11. Los ciudadanos no son interpelados como agentes capaces de impugnar afirmaciones. Los ciudadanos son interpelados como espectadores invitados a recibir una escena moral cuyo significado ha sido fijado de antemano.
12. Cuando un testimonio inventado es recibido como registro político, el límite entre acontecimiento y deseo desaparece. Cuando el espectáculo es tratado como veredicto, la corrección pierde autoridad. Cuando la conciencia es producida como actuación, ninguna institución permanece capaz de restringir a la conciencia.
13. Esto no es desinformación en el sentido ordinario.
14. Este fenómeno es la sustitución del juicio por autoridad fabricada.
15. La autoridad se adhiere ordinariamente a un cargo antes de adherirse a una voz, porque el cargo proporciona los límites bajo los cuales el discurso puede reclamar consecuencia. Existe un tribunal, por eso habla un juez. Existe una cámara, por eso habla un legislador. Existe una administración, por eso habla un ejecutivo. En cada caso la legitimidad precede a la enunciación, y el público puede localizar la responsabilidad localizando el foro en el que se formula la afirmación.

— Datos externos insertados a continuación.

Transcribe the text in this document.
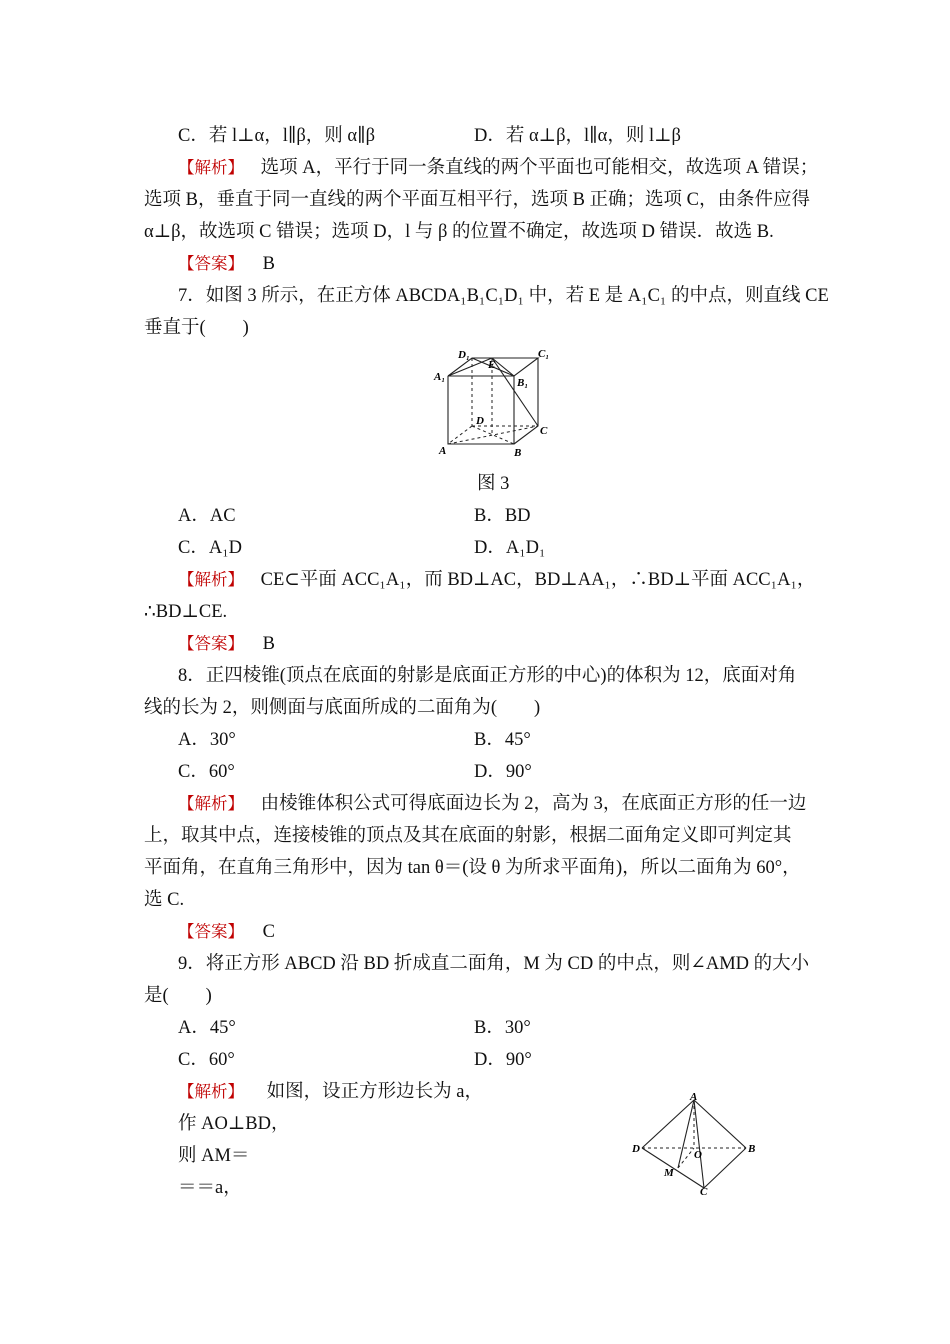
C．若 l⊥α，l∥β，则 α∥β	D．若 α⊥β，l∥α，则 l⊥β
【解析】 选项 A，平行于同一条直线的两个平面也可能相交，故选项 A 错误；
选项 B，垂直于同一直线的两个平面互相平行，选项 B 正确；选项 C，由条件应得
α⊥β，故选项 C 错误；选项 D，l 与 β 的位置不确定，故选项 D 错误．故选 B.
【答案】 B
7．如图 3 所示，在正方体 ABCDA₁B₁C₁D₁ 中，若 E 是 A₁C₁ 的中点，则直线 CE
垂直于(　　)
D₁
E
C₁
A₁	B₁
D
C
A	B
图 3
A．AC	B．BD
C．A₁D	D．A₁D₁
【解析】 CE⊂平面 ACC₁A₁，而 BD⊥AC，BD⊥AA₁，∴BD⊥平面 ACC₁A₁，
∴BD⊥CE.
【答案】 B
8．正四棱锥(顶点在底面的射影是底面正方形的中心)的体积为 12，底面对角
线的长为 2，则侧面与底面所成的二面角为(　　)
A．30°	B．45°
C．60°	D．90°
【解析】 由棱锥体积公式可得底面边长为 2，高为 3，在底面正方形的任一边
上，取其中点，连接棱锥的顶点及其在底面的射影，根据二面角定义即可判定其
平面角，在直角三角形中，因为 tan θ＝(设 θ 为所求平面角)，所以二面角为 60°，
选 C.
【答案】 C
9．将正方形 ABCD 沿 BD 折成直二面角，M 为 CD 的中点，则∠AMD 的大小
是(　　)
A．45°	B．30°
C．60°	D．90°
【解析】 如图，设正方形边长为 a，
作 AO⊥BD，
则 AM＝
＝＝a，
A
D	O	B
M
C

16. El texto aquí examinado invierte ese orden. El texto presenta una voz cuya legitimidad no se funda en ningún cargo que pueda nombrarse, en ninguna jurisdicción que pueda definirse ni en ningún foro que pueda reconocerse. No se declara delegación alguna. No es visible mandato alguno. No se asume responsabilidad alguna. Sin embargo, la voz habla como si estuviera habilitada para dictar sobre materias cuya fuerza depende, en la vida cívica ordinaria, de promulgación, interpretación y revisión.
17. Esta inversión importa porque el cargo establece el ámbito bajo el cual una afirmación puede operar, la jurisdicción fija el alcance de los efectos, y el procedimiento somete tanto el ámbito como el alcance a impugnación y registro. Una afirmación que surge bajo estas restricciones puede ser impugnada porque la legitimidad puede ser impugnada. La afirmación aquí no surge bajo restricción; la afirmación surge por recepción. La legitimidad depende del reconocimiento en lugar de la jurisdicción, y el reconocimiento no es una categoría cívica que admita examen.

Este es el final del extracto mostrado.